Я видел, как упал лицом вниз Хандлозер, седая грива которого превратилась в окровавленную тряпку — кто-то размозжил ему голову ружейным прикладом. Гольц медленно пятился, продолжая выбрасывать из пустых рук стрелы яростного пламени. Кабинет заволокло удушливым дымом, трещала обуглившаяся мебель.
— Витцель! — закричал Гольц, не видя меня, — Бейте! Дайте этим мерзавцам!
Я поднял руки. От страха они едва повиновались мне.
Обломок камня угодил Гольцу в подбородок, но не сбил с ног. Гросс-фойрмейстер пошатнулся, сплюнул сквозь кровавую кашу осколки зубов, и превратил еще двоих или троих в черную угольную взвесь, метелью крутящуюся в комнате.
— Витцель!
Сосредоточиться было тяжело. Все, что составляло мою суть, все мысли, страхи, чувства, обратилось миллионом парящих в воде песчинок, поднятых с потревоженного морского дна. Но у меня получилось. В конце концов, я был гросс-вассермейстером, а это кое-что да значит.
Я поднял трясущиеся руки, стиснул зубы и…
Гольц на мгновение замер. Сквозь шипение и гул пламени донесся новый звук, похожий на низкое бульканье. Из уха Гольца вдруг показался ярко-алый потек, похожий на длинный змеиный язык, лизнувший его шею. А потом, с оглушительным всплеском, гросс-фойрмейстер Гольц лопнул, превратившись в рваный мундир, валяющийся на полу, алую взвесь и слизкие, еще исторгающие пар, комья, прилипшие к мебели и стенам.
Толпа замерла. При всей своей необоримой силе, стихии требовалось время, чтоб осознать очевидное. Стихии несопоставимо более древней и могущественной, чем пламя или вода. И совершенно неподконтрольной, неуправляемой, дикой.
— Товарищи! — закричал я чужим голосом, хриплым и ломким, и поспешно поднял руки, — Свобода! Мир!
Толпа, ворча, подступала ко мне. Обожженная, еще чадящая дымом, оскалившаяся тысячью острых ухмылок. В этой толпе я отчего-то не мог различить ни одного лица. Сплошь покатые лбы, челюсти и мутные провалы глаз. Горевшие тела, усеявшие кабинет, даже не тушили. Переступали через них, не обращая внимания на едкий запах сожженной плоти. И молча двигались ко мне.
— Долой кайзеровскую клику! — закричал я, отступая под нажимом этой стихии, — Да здравствуют национал-социалисты! Победа! Конец братоубийству!
Я едва не споткнулся о тело Линдемана. Он лежал, безучастный, растерянный, уже совсем не страшный и не таинственный. На миг это показалось мне даже обидным. Он, молчаливый могильщик, кажется, знал больше меня об этой человеческой стихии. Но обида мгновенно прошла. Из толпы ко мне потянулись руки. Грязные, кривые, похожие на крючья. И в тысячах глаз я увидел одно и то же выражение.
— Товарищи! — воскликнул я, теряя дыхание, обмякая, тая, — Я за революцию! Что же вы, това…
Волна навалилась на меня, подминая под себя, ревущая, давящая, огромная. Я успел ощутить толчок в грудь сродни тому, что я испытал в Бюзуме, смешливый мальчишка, с упоением наблюдающий за тем, как море неохотно подчиняется его воле.

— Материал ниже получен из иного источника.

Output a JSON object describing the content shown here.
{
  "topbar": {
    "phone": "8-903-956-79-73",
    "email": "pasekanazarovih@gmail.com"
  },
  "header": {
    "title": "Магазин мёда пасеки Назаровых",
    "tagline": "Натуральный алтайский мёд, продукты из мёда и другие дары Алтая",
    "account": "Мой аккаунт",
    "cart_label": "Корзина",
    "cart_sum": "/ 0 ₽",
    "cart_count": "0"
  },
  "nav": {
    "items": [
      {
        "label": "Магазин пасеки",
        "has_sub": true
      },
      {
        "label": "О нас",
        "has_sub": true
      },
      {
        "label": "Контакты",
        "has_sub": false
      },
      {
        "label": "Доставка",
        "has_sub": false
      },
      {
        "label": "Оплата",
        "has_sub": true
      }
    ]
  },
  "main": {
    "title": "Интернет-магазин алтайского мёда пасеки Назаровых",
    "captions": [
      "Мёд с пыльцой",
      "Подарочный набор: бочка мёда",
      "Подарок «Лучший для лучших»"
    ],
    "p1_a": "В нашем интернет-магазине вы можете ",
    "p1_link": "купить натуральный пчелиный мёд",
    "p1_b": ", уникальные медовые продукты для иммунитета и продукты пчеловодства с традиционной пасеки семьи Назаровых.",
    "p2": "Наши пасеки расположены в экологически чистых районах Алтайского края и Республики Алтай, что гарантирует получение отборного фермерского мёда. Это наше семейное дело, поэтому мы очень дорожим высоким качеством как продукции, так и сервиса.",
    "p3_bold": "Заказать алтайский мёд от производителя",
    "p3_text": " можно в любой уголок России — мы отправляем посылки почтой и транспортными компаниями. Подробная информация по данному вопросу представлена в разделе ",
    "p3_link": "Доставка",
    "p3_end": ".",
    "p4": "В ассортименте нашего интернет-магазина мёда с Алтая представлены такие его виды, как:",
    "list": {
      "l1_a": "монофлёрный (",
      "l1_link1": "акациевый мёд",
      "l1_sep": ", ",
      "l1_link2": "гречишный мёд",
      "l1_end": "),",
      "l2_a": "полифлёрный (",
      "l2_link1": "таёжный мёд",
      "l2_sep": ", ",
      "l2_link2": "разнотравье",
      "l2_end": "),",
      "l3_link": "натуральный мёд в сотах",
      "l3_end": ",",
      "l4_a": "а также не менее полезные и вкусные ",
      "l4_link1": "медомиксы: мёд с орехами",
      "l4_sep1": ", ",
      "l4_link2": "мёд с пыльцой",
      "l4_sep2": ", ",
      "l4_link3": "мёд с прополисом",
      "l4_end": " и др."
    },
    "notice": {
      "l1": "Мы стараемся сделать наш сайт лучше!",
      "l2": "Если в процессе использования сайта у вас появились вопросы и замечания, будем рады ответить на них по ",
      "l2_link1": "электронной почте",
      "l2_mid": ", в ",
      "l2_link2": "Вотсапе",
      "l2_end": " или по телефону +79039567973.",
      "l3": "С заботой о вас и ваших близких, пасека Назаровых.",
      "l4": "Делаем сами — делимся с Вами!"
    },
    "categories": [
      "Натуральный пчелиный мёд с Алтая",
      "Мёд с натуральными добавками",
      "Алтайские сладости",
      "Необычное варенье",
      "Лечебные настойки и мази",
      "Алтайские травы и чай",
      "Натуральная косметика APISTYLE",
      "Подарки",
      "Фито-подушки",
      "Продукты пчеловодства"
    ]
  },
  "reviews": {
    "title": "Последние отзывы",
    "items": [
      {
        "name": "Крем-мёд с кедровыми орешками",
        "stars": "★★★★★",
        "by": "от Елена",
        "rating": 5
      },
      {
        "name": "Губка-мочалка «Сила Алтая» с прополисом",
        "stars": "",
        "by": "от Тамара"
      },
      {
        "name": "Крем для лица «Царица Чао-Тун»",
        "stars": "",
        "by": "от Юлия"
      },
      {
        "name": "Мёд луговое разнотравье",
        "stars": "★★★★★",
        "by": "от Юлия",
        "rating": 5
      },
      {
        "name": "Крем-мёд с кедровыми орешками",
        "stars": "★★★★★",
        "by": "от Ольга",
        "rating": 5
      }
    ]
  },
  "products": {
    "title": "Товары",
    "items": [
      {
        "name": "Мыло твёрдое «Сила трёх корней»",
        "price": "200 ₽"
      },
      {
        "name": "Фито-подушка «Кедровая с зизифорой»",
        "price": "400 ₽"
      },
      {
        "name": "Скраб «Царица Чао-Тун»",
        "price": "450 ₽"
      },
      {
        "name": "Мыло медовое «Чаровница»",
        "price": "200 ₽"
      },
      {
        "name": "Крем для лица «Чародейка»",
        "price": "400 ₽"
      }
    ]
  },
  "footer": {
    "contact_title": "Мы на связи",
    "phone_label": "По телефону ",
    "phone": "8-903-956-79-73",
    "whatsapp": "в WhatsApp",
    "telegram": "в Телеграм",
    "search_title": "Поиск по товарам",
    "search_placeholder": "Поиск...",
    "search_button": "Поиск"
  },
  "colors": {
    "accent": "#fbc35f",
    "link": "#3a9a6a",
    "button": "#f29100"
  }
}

Но эта волна была другая. Я успел ощутить, как со спичечным треском ломается моя рука, как кто-то с визгом пытается схватить меня за волосы, как десятки рук впиваются в шею, плечи, живот, пах. Боли не было, но в этот краткий миг, пока я еще видел свет, это показалось мне незначительным.
А потом волна накрыла меня с головой и увлекла в непроглядную и темную глубину.
Пламя на плече, прах на ладонях
Поезд подходит к городу на рассвете. Он старый, разбитый, и движется рывками, как животное с перебитым позвоночником. Со скрежетом разношенных рельс он подходит к станции и высыпает на перроны свое содержимое, тысячи грязных уставших людей в поношенной форме. Это похоже на механические роды, на безразличное опорожнение стального чрева. Механическая громада просто вывалила груды своих копошащихся отпрысков на серый холодный камень и замерла, выполнив свой долг. Какая насмешка над самой сутью рождения. Какая отвратительно злая ирония.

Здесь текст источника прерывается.